Se ad esempio un’azienda si prefigge l’obiettivo di migliorare la tracciabilità attraverso l’intera catena di distribuzione con i propri fornitori e distributori, prenderà in considerazione una blockchain di tipo “Permissioned” che preveda un accesso controllato alle transazioni sia in scrittura che in lettura.
Nel caso in cui invece la stessa azienda decidesse di rendere trasparente la propria catena di produzione al fine di garantire l’autenticità, la provenienza e la qualità del proprio prodotto al Cliente finale, tenderà ad utilizzare invece una Blockchain “Permissionless” ove chiunque possa accedere in lettura alle transazioni registrate sulla blockchain.
Quali sono le blockchain la cui architettura meglio si adatta alle necessità della Supply Chain?
Premesso che la tecnologia della blockchain, essendo in buona parte ancora in fase sperimentale, è in continua trasformazione, a titolo puramente informativo e senza pretese di esaustività si citano di seguito alcune tra le blockchain maggiormente utilizzate o comunque con un’architettura focalizzata a soddisfare le esigenze specifiche della Supply Chain:
Per quanto riguarda la tipologia “Permissioned” è sicuramente da citare Hyperledger. Si tratta di un progetto open source sviluppato dalla “Linux Foundation” della quale fanno parte società leader nel loro settore quali IBM, SAP, Oracle, Cisco, Samsung, Hitachi e molte altre. Hyperledger è in grado di soddisfare un’ampia gamma di casi d’uso per le industrie anche qualora vi siano vincoli di conformità molto stringenti. Inoltre, Hyperledger (Fabric) è disponibile come soluzione BaaS (Blockchain as a Service) su alcune piattaforme Cloud tra le quali AWS (Amazon Web Services) e SAP Cloud Platform.
Tra tutte le blockchain di tipo “Permissionless”, dopo Bitcoin, Ethereum è sicuramente la più popolare. Quantunque afflitta da innumerevoli problemi tecnici e di governance, Ethereum rimane un punto di riferimento nell’area della blockchain È infatti tuttora ampiamente utilizzata per risolvere molteplici esigenze di business anche da grandi società di consulenza informatica quali, ad esempio, EY.
R3 Corda è un’altra soluzione open source con una buona interoperabilità e facilità di integrazione con i sistemi “legacy”. Si tratta anche in questo caso di una blockchain “Permissioned” ove l’accesso ai dati può essere facilmente limitato a determinati nodi, in base alle specifiche esigenze. Benché fosse inizialmente stata progettata per il settore finanziario, si adatta benissimo a molti altri casi di uso trai quali la Supply Chain.
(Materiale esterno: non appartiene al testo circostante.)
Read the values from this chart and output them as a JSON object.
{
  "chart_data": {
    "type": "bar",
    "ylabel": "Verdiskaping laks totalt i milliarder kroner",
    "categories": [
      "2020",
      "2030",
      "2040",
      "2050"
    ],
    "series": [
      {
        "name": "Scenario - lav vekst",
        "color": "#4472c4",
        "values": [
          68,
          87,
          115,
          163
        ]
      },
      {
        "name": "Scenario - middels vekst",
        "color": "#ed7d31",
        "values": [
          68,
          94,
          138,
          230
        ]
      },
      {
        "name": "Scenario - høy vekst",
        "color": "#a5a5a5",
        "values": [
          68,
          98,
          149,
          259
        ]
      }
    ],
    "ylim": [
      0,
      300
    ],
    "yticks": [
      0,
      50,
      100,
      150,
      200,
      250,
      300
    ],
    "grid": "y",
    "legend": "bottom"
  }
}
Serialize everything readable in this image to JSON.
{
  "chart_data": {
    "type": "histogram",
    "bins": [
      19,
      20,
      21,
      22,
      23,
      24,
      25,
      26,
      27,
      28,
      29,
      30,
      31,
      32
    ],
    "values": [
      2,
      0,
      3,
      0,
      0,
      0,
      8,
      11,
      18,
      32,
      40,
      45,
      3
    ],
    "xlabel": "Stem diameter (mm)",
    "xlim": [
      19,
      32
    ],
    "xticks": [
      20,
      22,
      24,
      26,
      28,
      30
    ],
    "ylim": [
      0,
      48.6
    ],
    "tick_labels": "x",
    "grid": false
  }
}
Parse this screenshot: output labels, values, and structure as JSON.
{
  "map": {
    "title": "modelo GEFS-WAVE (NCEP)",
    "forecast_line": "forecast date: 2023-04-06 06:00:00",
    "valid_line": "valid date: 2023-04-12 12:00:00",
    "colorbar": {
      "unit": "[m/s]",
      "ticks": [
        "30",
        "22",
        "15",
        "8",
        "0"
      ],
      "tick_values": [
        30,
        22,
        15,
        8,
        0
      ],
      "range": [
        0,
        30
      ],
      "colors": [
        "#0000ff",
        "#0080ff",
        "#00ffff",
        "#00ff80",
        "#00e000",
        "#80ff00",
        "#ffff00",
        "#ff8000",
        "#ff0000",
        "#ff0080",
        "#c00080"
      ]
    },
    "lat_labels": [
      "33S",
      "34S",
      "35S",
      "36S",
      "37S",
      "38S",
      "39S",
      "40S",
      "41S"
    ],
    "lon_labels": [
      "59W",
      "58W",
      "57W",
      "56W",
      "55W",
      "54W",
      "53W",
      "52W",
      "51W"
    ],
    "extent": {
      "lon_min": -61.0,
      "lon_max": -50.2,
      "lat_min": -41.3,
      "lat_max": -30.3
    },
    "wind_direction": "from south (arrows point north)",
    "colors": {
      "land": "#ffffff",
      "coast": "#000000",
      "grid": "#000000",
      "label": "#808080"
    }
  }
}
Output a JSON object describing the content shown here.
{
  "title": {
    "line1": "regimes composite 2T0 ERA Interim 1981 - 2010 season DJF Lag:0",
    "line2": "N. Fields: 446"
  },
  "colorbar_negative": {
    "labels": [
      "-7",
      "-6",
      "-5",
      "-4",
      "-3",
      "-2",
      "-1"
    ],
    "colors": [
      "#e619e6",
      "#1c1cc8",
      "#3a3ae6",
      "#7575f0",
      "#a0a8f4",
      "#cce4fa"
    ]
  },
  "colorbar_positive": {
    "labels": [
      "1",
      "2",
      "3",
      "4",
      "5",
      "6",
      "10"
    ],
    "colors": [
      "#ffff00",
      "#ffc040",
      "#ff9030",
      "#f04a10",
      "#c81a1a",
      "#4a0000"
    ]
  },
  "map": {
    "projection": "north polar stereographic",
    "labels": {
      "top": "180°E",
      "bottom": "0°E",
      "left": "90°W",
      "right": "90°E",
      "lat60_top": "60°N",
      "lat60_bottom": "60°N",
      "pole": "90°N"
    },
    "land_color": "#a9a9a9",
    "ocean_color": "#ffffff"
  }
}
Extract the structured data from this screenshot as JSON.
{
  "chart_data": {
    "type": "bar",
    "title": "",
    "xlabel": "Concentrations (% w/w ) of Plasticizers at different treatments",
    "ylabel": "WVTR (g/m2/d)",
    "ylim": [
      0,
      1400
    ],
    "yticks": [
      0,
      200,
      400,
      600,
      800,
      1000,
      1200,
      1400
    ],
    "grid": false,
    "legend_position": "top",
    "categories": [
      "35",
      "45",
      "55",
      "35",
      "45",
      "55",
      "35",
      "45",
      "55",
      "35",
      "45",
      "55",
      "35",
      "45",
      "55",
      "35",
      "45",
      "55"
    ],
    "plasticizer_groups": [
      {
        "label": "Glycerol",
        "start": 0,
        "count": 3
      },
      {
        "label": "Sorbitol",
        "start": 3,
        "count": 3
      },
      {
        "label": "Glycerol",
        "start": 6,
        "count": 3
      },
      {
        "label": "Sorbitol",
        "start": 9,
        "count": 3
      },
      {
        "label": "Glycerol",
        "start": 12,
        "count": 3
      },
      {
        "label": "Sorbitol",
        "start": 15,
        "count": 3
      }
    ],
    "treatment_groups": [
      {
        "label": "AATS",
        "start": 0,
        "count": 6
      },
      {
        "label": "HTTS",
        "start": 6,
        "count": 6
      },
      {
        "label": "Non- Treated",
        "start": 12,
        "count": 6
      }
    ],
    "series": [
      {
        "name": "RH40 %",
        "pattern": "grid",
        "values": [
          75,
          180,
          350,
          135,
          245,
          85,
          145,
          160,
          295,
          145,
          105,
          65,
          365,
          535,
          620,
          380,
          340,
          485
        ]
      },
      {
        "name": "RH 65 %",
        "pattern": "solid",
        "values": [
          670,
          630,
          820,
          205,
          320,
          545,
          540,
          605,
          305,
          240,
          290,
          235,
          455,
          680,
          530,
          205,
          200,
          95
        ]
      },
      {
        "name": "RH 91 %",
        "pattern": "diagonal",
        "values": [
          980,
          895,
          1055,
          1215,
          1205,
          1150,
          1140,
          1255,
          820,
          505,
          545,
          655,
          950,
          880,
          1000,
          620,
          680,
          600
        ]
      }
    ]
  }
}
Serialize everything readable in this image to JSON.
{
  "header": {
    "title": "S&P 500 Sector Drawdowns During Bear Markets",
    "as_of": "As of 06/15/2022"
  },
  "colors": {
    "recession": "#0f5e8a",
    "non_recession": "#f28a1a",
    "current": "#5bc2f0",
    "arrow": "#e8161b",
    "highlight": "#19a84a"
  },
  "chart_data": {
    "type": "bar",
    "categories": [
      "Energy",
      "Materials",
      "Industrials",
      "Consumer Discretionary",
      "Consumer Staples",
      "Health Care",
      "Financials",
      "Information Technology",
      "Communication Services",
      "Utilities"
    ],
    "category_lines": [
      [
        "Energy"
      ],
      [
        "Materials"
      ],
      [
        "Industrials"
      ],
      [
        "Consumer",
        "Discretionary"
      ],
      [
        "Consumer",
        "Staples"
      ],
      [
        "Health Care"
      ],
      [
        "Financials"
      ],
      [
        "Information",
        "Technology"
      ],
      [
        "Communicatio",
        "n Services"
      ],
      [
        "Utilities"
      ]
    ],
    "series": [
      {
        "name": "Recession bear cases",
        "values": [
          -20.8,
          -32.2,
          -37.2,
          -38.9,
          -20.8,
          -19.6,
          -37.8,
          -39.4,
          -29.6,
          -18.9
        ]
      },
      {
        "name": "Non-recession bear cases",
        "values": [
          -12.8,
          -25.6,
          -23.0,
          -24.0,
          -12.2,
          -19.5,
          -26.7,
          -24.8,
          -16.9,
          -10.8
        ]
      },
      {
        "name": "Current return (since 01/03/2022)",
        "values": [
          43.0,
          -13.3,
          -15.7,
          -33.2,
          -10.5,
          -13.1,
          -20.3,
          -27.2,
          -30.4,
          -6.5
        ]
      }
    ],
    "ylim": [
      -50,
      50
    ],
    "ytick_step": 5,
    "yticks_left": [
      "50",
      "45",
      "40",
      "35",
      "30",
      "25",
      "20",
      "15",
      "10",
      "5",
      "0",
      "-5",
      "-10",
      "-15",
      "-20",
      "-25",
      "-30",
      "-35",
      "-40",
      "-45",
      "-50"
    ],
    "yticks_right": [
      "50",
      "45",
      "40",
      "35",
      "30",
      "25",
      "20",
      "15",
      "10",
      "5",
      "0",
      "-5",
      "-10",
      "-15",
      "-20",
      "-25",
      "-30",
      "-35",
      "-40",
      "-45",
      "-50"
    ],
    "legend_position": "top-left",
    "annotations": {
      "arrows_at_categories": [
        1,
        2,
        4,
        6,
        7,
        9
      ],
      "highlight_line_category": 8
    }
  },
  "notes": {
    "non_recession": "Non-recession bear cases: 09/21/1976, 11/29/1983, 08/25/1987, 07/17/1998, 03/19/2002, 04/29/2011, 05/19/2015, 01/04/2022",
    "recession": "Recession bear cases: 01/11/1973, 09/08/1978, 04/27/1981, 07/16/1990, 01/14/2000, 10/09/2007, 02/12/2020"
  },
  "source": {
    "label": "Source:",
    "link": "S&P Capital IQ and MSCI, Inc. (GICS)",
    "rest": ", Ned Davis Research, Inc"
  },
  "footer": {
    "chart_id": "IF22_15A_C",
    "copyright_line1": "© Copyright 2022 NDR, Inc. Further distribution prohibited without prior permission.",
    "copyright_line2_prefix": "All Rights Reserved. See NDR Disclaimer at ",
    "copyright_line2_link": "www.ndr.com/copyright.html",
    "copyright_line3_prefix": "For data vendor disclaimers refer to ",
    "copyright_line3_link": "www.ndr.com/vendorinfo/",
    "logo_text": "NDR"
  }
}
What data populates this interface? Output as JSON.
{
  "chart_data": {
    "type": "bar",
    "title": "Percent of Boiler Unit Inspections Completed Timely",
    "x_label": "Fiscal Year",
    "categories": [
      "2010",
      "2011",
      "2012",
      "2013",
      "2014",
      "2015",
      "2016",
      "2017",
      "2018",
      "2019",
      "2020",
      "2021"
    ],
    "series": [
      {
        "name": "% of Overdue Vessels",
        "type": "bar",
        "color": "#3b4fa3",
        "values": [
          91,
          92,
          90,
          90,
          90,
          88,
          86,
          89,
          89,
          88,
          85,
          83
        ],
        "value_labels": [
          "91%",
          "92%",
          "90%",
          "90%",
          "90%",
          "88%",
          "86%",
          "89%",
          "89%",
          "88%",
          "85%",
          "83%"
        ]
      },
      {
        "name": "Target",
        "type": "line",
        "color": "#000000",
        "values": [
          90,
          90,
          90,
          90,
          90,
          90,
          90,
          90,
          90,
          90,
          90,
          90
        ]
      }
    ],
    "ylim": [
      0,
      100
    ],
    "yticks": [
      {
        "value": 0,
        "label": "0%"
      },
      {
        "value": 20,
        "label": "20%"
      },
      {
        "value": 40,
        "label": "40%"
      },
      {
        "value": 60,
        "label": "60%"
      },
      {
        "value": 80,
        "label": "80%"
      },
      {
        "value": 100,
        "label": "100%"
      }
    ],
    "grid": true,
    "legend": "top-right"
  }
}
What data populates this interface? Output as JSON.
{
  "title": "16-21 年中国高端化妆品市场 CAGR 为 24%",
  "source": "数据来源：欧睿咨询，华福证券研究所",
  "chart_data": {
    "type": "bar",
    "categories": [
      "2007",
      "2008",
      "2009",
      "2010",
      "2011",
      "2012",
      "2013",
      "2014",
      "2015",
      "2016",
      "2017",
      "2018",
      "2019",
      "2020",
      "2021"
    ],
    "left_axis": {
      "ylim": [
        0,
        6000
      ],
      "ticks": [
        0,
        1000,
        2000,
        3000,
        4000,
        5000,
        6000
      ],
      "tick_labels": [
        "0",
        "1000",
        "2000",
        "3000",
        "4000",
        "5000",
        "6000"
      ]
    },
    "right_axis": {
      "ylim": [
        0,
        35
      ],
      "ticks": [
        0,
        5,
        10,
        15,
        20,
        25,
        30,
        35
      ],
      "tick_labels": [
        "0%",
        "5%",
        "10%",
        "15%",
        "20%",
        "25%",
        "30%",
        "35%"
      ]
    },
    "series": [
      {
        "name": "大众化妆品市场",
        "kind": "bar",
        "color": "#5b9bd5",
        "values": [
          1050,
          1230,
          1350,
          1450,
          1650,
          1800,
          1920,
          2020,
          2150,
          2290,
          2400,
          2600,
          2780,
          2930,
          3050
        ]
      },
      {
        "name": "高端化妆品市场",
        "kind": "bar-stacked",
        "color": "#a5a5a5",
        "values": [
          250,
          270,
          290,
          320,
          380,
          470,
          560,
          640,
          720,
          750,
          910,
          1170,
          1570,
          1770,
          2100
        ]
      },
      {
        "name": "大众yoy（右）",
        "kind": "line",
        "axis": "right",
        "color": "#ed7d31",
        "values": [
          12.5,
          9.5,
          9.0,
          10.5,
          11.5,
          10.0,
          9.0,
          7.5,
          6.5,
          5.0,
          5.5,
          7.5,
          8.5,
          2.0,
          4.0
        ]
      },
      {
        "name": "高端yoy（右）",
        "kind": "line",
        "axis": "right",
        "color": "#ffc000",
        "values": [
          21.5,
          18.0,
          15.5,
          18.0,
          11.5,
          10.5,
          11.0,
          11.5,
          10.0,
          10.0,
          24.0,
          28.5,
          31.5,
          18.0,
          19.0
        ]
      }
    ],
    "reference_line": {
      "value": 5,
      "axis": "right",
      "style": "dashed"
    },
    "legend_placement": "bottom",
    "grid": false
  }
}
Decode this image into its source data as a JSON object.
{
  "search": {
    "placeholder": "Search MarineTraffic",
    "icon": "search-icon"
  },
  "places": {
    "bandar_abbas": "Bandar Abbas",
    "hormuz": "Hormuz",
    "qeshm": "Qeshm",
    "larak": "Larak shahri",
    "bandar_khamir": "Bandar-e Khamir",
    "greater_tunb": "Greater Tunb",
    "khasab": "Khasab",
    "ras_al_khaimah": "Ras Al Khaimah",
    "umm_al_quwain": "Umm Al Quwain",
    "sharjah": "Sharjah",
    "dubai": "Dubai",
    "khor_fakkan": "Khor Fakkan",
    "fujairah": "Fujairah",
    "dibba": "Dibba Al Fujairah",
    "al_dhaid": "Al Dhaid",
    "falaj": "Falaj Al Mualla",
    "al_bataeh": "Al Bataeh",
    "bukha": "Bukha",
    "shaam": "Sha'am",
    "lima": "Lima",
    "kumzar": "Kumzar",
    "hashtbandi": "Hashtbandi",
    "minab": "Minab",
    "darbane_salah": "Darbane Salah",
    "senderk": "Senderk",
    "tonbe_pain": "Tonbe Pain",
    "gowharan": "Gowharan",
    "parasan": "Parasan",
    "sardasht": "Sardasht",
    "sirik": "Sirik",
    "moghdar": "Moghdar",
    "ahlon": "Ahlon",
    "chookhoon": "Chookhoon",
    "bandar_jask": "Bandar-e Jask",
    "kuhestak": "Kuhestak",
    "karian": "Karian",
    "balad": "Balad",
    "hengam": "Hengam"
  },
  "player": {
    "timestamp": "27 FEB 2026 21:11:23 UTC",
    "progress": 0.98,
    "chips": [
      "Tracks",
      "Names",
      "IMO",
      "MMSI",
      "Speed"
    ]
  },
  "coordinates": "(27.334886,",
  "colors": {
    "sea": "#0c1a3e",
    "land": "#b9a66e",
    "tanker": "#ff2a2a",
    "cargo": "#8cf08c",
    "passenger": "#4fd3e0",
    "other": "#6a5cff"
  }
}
Vi sono poi numerose start-up e progetti affermati che si sono focalizzati sulla Supply Chain. Tra questi VeChain che è una blockchain pubblica sviluppata in Cina che vanta collaborazioni con produttori di automobili, quali la BMW e la Renault, di assicurazione come DNV GL e utilizzata da società di consulenza del calibro di PWC. Ma vi sono molti altri esempi da poter citare quali Waltonchain nell’IoT, Syncfab focalizzata nell’area del “Manufacturing” e Blockverify nella anticontraffazione. Ed ancora: Everledger, Openport, Origintrail, Provenance, Shipchain, Ambrosus e molte altre ancora.
Conclusioni
In conclusione, non esiste un’unica soluzione in grado di soddisfare in maniera puntuale e senza compromessi tutte le esigenze, bensì occorre scegliere caso per caso la soluzione che sembra rispondere meglio ai requisiti accettandone limitazioni e rischi.
Quantunque la definizione della tecnologia da implementare, sia solo l’ultimo step della fase di preparazione di un progetto, tale decisione è comunque molto difficile e rischiosa, ragione per cui è essenziale disporre delle giuste competenze in materia, ma soprattutto occorre aver effettuato una scrupolosa analisi dei bisogni e delle motivazioni che hanno portato alla decisione di utilizzare la tecnologia blockchain.